Dans le cadre d’une recherche sur un village de Charlevoix en Québec, l’anthropologue Chantal Collard constatait qu’il n’était « pas du tout question des autochtones dans la petite brochure produite par la municipalité pour présenter le village ». Pourtant, faisait-elle remarquer, « D’après les témoignages oraux […], les Amérindiens ont cabané chaque été, pour la pêche, dans la région, jusqu’aux premières années du xxe siècle » (Collard 1999 : 34). Il ne fallait pas s’en étonner, ajoute l’auteure, car « Dans les cas de colonisation, la métropole stipule qu’une zone géographique fait partie de sa périphérie et est donc ouverte à une intrusion légitime.
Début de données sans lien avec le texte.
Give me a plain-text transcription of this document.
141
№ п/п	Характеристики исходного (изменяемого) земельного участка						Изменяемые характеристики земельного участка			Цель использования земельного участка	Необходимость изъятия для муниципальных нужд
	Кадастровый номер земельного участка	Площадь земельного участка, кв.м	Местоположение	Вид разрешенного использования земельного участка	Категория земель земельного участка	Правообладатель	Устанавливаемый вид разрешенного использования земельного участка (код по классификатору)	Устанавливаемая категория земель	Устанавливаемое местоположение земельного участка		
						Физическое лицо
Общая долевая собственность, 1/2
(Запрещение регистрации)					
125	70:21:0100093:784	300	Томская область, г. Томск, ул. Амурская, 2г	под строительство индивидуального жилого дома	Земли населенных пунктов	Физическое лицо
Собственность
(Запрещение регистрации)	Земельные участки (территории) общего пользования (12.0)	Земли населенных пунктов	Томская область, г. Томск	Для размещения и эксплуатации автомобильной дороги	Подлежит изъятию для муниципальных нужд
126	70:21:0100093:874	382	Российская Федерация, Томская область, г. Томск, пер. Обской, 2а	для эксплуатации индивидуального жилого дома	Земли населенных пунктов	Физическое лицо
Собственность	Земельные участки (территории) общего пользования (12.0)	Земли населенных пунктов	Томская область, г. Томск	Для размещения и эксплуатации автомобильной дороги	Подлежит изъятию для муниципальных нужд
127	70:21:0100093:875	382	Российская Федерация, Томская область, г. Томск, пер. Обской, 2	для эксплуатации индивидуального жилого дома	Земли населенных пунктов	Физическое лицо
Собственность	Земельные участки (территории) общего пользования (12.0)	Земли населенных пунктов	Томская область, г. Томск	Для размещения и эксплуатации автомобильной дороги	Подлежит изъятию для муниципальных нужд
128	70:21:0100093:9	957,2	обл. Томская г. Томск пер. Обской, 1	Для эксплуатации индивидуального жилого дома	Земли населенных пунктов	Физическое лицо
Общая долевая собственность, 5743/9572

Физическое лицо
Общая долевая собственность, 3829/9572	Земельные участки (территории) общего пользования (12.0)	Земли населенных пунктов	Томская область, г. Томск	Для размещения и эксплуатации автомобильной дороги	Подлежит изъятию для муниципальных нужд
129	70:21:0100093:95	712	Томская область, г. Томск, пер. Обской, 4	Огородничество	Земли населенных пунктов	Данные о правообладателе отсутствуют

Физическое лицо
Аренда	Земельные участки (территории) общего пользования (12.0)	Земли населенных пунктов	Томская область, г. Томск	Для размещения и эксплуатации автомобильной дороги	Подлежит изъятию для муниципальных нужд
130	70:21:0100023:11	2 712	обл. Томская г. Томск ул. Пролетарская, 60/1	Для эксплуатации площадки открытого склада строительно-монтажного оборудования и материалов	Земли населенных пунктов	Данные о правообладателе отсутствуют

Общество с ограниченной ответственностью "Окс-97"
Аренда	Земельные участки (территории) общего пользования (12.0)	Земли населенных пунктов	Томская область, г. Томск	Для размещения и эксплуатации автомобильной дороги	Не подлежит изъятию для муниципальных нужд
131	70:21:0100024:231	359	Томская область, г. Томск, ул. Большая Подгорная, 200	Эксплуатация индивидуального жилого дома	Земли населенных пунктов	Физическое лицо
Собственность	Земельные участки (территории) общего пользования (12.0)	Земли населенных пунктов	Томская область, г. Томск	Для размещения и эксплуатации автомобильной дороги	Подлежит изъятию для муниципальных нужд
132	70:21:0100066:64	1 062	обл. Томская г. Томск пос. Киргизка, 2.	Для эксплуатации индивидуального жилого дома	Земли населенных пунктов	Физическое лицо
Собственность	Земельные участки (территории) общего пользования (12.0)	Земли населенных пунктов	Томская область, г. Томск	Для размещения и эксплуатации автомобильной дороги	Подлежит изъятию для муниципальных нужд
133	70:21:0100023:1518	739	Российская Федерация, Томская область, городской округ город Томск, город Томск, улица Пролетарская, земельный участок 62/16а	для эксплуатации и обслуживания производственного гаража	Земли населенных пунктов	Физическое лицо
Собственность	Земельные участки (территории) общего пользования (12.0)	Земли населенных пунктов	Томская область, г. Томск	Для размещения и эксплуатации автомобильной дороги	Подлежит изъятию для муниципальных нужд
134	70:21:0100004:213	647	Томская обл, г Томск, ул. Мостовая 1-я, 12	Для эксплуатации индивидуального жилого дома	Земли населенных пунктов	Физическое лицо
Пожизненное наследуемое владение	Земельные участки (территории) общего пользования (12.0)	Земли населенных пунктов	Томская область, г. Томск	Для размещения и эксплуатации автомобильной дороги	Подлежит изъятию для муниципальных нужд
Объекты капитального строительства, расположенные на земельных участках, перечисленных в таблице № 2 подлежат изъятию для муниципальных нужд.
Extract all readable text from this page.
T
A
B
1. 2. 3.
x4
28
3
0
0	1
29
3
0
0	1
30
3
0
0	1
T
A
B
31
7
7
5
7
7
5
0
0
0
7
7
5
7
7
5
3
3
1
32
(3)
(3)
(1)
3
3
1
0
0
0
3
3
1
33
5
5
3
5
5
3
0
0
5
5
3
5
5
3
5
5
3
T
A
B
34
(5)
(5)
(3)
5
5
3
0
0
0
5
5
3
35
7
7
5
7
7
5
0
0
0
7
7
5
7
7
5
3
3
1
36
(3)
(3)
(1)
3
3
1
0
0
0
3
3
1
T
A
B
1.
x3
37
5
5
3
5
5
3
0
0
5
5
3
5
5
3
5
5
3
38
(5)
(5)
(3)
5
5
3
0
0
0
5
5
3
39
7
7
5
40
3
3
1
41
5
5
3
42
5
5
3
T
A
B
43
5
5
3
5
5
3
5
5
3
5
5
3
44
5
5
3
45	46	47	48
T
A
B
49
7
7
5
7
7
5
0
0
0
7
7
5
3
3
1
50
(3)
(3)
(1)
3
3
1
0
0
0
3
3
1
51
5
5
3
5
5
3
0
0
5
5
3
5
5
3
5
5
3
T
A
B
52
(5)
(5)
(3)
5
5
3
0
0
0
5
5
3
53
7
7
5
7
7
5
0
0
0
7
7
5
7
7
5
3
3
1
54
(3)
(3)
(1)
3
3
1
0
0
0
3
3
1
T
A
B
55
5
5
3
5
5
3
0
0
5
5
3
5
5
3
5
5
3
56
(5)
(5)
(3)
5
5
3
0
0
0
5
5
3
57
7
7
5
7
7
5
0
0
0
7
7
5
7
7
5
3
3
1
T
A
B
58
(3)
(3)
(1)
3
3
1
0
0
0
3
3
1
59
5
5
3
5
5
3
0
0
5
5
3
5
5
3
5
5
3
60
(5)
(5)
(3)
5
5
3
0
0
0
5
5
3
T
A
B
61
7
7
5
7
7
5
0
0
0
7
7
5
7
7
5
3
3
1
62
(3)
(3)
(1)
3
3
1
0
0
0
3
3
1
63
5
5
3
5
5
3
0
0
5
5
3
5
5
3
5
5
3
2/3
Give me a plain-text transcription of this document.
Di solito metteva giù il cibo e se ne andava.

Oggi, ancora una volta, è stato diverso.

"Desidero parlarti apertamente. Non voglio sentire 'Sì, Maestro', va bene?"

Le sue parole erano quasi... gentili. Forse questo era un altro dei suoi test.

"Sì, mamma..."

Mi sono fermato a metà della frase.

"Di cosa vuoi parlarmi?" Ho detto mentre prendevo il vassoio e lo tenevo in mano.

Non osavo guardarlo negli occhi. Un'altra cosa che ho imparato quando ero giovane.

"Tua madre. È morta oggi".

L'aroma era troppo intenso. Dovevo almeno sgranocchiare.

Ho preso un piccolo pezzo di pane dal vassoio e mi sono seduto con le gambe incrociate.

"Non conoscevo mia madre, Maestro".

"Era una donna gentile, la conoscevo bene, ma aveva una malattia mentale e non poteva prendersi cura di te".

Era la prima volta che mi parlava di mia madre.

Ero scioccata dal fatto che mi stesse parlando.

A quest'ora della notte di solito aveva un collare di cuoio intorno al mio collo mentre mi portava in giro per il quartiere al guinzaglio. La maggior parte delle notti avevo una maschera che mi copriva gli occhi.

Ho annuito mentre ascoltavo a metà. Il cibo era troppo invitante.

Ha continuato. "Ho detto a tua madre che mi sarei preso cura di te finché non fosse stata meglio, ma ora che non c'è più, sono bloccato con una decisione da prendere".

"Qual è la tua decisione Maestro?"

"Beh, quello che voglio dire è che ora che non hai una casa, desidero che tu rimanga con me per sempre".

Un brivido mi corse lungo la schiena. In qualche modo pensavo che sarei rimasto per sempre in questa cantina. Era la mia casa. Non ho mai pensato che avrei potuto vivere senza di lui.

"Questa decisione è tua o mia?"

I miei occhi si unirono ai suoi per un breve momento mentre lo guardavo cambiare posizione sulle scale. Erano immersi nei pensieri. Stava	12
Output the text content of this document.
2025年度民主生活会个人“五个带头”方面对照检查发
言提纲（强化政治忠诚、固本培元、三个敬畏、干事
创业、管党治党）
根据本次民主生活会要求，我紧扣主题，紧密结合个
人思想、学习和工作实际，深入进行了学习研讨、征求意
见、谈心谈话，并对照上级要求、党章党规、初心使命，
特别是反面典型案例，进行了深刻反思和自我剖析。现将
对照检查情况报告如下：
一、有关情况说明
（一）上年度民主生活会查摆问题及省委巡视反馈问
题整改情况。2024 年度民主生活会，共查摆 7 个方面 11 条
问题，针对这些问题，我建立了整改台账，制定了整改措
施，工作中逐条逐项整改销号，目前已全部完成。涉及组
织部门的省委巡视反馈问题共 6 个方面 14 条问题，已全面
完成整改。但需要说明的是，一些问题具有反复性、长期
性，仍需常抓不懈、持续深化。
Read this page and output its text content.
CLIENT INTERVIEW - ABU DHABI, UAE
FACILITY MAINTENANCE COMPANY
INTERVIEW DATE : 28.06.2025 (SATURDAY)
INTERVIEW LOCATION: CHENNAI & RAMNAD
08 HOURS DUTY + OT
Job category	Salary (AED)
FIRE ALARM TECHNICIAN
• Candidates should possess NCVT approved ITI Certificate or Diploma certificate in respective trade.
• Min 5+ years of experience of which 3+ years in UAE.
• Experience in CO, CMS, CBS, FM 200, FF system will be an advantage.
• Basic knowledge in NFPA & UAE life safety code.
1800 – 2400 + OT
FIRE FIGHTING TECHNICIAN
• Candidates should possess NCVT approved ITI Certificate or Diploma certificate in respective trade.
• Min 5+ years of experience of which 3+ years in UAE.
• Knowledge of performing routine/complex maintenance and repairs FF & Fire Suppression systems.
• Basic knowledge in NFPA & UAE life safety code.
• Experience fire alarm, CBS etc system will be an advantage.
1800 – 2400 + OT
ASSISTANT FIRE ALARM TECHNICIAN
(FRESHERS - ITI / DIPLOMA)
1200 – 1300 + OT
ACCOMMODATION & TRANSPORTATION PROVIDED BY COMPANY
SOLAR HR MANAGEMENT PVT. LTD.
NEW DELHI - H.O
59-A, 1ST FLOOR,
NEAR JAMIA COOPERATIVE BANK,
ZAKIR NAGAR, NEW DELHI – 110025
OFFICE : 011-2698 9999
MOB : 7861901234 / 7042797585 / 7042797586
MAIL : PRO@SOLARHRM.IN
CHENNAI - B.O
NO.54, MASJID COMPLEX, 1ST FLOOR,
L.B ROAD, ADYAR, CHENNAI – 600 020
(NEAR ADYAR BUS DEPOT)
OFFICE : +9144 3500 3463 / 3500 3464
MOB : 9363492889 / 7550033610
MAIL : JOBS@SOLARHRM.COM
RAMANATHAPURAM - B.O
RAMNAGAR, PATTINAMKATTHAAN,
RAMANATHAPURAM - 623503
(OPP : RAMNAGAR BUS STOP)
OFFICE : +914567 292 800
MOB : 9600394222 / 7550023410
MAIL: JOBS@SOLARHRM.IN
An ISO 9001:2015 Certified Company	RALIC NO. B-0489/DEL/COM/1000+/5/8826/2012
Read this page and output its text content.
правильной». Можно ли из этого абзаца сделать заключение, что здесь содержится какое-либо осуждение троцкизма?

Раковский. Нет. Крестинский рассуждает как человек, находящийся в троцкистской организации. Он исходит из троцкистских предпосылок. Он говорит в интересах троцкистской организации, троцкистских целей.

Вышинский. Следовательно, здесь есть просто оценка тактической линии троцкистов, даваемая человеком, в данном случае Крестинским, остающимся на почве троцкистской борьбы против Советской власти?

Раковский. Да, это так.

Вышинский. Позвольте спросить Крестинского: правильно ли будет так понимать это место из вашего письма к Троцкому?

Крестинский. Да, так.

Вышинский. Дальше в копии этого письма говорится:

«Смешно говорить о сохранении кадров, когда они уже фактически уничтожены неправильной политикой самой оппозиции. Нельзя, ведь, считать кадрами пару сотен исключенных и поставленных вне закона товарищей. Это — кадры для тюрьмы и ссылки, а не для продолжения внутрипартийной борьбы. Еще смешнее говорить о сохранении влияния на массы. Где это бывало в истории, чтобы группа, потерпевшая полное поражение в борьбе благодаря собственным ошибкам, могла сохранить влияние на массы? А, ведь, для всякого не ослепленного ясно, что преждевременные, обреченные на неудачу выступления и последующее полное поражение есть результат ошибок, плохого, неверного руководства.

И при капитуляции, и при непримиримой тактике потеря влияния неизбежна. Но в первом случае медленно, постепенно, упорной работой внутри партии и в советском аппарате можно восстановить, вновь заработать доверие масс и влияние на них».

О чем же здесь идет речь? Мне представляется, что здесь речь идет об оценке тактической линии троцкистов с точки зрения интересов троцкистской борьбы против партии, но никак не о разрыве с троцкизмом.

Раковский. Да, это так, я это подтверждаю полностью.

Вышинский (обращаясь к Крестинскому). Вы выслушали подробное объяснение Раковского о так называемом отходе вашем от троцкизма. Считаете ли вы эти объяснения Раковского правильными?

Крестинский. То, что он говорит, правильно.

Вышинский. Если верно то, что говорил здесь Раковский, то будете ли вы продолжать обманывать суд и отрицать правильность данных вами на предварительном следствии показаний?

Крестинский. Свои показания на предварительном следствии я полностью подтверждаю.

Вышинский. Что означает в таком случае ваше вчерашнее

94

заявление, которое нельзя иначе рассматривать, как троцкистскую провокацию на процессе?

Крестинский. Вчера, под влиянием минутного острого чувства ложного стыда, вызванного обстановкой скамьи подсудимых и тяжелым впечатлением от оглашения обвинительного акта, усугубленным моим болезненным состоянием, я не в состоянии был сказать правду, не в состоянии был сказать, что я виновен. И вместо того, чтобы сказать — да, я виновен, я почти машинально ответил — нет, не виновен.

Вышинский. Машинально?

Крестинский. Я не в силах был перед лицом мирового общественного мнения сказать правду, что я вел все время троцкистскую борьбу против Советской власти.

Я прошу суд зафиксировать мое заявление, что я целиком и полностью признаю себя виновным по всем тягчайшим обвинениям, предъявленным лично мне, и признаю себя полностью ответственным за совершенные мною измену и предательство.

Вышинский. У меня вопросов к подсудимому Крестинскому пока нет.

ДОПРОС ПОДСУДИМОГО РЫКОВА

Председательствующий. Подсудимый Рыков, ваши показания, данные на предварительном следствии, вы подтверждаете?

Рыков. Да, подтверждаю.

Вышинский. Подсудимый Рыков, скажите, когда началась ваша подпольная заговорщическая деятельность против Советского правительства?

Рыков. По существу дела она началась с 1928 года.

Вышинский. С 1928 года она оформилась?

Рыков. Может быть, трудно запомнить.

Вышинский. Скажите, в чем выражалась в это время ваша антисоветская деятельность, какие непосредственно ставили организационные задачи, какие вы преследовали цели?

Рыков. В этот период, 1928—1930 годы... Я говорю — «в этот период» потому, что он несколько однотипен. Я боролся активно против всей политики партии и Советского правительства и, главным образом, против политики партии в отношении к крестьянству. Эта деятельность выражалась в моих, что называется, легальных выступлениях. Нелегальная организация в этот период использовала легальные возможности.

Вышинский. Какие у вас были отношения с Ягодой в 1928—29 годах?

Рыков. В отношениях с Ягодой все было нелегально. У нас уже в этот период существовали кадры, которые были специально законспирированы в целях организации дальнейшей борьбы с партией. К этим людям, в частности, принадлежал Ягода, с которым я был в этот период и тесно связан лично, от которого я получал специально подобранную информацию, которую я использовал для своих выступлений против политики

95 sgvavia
Pour les colons immigrants, cette zone est conçue comme un vacuum institutionnel, même si elle abrite d’autres groupes avec lesquels il faut composer » (ibid.). Et elle conclut en citant le proverbe mossi suivant : « Quand la mémoire s’en va ramasser du mort, elle rapporte le fagot qu’il lui plaît » (ibid. 38).

Quel que soit le statut du Québec dans l’avenir, son histoire antérieure résultera toujours de l’expansion de multiples zones d’intrusion du type de celle dont parlait Chantal Collard, un processus d’ailleurs toujours en cours au moment où ces lignes sont écrites. L’historien Marcel Trudel, qui a réfléchi et publié sur les multiples aspects de l’esclavage des Indiens au Québec de 1671 jusqu’au début des années 1830, faisait récemment appel lui aussi à un proverbe : « Nos pères ont mangé des raisins verts et les petits-fils en ont eu les dents agacées ». Mais il y ajoutait ce commentaire hautement pertinent : « Nous avons eu en effet les dents agacées, non pas tant parce que nos pères ont pratiqué l’esclavage (alors un fait social dûment accepté), mais parce que ce chapitre de notre histoire nous a longtemps été caché. » (Trudel 2001 : 175)

Le fait que certains de nos ancêtres aient considéré ces gens comme des marchandises susceptibles d’être achetées, échangées, vendues et léguées, explique peut-être aussi que la plupart d’entre nous persistent à nier l’existence de leur titre sur leurs terres et de leurs droits aux ressources naturelles que ces dernières recèlent. D’où le réflexe de regarder ailleurs. Maintenant que l’ignorance pourrait commencer à s’estomper, il serait sage de faire le nécessaire pour que nos descendants n’aient jamais « les dents agacées »… Comme le suggérait Marcel Trudel, nous n’avons pas à rougir de nos origines coloniales, à la condition cependant de ne pas attendre le 500e anniversaire avant d’en assumer les conséquences, notamment en reconnaissant pleinement les droits de ces peuples comme vient de le faire l’Assemblée générale des Nations unies[12] et en mettant en oeuvre cette déclaration le plus tôt possible. Refuser cette chance historique, à la manière du présent gouvernement canadien, c’est déjà léguer à nos descendants un héritage pire encore que toute dette publique. Quant à nous, Québécois, ce dossier n’est pas non plus étranger aux difficultés que nous n’en finissons plus d’éprouver à nous définir collectivement.